Via libera del Senato al decreto legge sull’editoria, che ora passa alla Camera. Il provvedimento, nato per razionalizzare l’erogazione dei contributi pubblici ai giornali di cooperative, no-profit e di partito, e’ stato approvato a larga maggioranza, con il solo no dell’Italia dei Valori. La nuova disciplina dovrebbe avere efficacia per i prossimi due anni, in attesa del riordino complessivo del settore a partire dal 2014, quando il fondo per l’editoria dovrebbe cessare di esistere e si dovrebbe passare ad un sistema di incentivi. Fino ad allora, vengono resi piu’ stringenti i requisiti per accedere al fondo.

L’impianto complessivo del decreto non e’ stato toccato, ma in Senato sono intervenute alcune modifiche. Potranno ottenere contributi solo i quotidiani che vendono il 25% (nell’ipotesi iniziale erano il 30%) delle copie distribuite e che hanno almeno cinque lavoratori assunti a tempo indeterminato, in prevalenza giornalisti. Si pongono poi alcuni limiti ai costi ammissibili per calcolare l’importo del contributo: saranno coperti il 50% di quelli fondamentali per la produzione, compresi i costi per le agenzie di stampa. C’e’ inoltre un contributo aggiuntivo, calcolato esclusivamente sulle copie vendute, senza considerare le copie diffuse in blocco e tramite ‘strillonaggio’.

Nel decreto anche norme per favorire il passaggio on line delle testate. Le imprese editrici che diffondono esclusivamente sul web potranno usufruire a certe condizioni di un sostegno di durata biennale. A Palazzo Madama e’ stata aggiunta la norma che esclude dall’obbligo di registrazione le piccole testate online.

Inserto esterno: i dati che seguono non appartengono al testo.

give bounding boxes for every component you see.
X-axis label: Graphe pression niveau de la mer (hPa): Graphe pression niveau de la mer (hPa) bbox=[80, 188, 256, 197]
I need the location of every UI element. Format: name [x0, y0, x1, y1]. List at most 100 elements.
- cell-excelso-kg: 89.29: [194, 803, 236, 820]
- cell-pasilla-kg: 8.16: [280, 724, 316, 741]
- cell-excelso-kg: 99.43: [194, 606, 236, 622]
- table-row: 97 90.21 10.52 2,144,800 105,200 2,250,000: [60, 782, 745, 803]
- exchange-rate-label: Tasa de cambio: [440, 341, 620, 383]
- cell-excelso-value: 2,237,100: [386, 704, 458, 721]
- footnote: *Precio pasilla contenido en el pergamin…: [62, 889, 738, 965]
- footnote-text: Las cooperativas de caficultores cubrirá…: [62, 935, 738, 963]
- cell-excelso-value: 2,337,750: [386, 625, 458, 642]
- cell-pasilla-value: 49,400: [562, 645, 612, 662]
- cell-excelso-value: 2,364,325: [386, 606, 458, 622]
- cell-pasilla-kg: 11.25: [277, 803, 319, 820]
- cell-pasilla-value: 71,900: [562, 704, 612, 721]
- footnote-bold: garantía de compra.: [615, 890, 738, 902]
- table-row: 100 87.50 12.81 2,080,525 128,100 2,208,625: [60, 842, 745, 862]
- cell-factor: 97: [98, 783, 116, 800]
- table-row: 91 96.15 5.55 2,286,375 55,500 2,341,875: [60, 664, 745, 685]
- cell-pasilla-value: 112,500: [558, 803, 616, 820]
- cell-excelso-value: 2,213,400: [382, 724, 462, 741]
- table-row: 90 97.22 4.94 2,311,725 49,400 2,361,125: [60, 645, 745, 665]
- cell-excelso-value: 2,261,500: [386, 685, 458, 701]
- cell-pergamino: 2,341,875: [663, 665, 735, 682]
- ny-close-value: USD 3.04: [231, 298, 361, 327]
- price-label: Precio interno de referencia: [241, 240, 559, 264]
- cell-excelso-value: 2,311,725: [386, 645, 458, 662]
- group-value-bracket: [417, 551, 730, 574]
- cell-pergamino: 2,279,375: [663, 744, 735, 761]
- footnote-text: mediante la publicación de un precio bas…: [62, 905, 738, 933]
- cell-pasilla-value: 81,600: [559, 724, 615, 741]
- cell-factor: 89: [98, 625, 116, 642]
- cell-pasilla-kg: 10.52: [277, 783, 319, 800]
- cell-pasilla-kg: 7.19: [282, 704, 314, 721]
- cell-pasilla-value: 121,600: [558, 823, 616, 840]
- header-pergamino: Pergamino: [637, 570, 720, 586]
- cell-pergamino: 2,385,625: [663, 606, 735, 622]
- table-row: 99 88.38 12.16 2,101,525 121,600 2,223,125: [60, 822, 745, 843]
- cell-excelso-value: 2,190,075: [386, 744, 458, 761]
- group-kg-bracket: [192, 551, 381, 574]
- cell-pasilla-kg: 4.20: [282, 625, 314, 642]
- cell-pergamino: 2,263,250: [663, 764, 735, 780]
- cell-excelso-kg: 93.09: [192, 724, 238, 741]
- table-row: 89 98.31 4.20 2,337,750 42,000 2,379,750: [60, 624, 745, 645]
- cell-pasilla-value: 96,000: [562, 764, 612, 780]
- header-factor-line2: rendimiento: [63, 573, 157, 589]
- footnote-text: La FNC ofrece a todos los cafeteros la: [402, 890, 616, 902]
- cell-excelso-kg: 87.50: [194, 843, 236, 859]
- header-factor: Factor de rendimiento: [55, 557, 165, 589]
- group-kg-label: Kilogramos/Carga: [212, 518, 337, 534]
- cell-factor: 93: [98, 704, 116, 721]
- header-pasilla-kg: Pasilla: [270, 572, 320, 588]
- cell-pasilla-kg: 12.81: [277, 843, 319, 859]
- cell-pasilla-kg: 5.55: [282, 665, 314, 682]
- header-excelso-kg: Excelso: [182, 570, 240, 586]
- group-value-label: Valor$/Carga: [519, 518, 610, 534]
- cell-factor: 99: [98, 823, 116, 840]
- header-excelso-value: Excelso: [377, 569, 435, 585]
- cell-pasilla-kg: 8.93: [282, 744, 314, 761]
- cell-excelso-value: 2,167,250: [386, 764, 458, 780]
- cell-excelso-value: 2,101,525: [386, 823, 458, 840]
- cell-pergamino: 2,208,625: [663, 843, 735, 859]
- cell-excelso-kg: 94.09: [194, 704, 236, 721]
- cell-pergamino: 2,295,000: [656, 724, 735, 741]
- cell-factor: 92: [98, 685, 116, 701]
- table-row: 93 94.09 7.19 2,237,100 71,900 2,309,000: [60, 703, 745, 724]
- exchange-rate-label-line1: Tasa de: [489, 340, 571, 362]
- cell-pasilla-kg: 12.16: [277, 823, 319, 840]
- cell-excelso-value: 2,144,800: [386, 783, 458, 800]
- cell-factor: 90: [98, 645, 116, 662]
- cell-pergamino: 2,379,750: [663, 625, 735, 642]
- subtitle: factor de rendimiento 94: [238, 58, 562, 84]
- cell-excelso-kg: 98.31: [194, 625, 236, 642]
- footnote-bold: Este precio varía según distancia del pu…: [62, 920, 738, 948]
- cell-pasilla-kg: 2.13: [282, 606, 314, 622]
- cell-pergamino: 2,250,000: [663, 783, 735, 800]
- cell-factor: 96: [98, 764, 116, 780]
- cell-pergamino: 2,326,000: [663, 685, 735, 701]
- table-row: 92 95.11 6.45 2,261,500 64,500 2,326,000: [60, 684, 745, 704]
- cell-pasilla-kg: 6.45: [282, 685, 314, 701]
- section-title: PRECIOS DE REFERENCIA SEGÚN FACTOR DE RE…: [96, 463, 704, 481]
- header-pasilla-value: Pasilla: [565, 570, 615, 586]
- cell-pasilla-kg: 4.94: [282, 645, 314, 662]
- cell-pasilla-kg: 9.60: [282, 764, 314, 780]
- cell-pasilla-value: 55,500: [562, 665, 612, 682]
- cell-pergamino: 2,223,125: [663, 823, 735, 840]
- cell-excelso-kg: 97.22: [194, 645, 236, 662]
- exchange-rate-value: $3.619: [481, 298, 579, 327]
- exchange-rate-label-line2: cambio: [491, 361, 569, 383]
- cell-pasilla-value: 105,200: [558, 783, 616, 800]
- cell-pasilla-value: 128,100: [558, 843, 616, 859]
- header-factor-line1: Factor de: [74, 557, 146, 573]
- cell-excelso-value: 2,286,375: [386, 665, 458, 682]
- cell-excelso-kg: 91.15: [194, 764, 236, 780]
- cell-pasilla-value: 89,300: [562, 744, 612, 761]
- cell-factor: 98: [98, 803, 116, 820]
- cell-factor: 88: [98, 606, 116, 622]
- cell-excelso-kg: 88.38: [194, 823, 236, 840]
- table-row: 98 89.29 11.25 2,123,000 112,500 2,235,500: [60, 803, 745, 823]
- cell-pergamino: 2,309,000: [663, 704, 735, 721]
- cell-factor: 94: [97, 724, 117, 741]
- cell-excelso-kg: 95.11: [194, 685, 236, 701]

Previsti inoltre sconti sulle tariffe postali per l’editoria non profit, un contributo di 2 milioni di euro annui per i periodici italiani pubblicati all’estero e una norma ‘salva-Manifesto’, secondo cui le cooperative editoriali per accedere ai contributi non dovranno rispettare il requisito di 5 anni dalla loro costituzione nel caso di subentro o acquisto di una testata. Non e’ passato, invece, l’emendamento del Pd, sostenuto dal governo, che prevedeva il 10% in piu’ dei contributi per le aziende editoriali che hanno Cdr con non piu’ di 2/3 delle persone dello stesso sesso.

‘Oggi è un giorno importante per l’editoria italiana’, dichiarano i senatori del Pd, Vincenzo Vita e Marilena Adamo. ‘Con questo testo si consente all’editoria tradizionale di affrontare la sfida lanciata dalla tecnologia e dall’evoluzione del mercato’, sostiene Alessio Butti del Pdl. Parla invece di ‘un decreto legge scritto in maniera strampalata e confusa’ il capogruppo al Senato dell’Idv, Felice Belisario. Soddisfazione viene espressa da Fnsi e Mediacoop, che pero’ chiedono risorse immediate per evitare che le nuove norme siano di fatto inutili.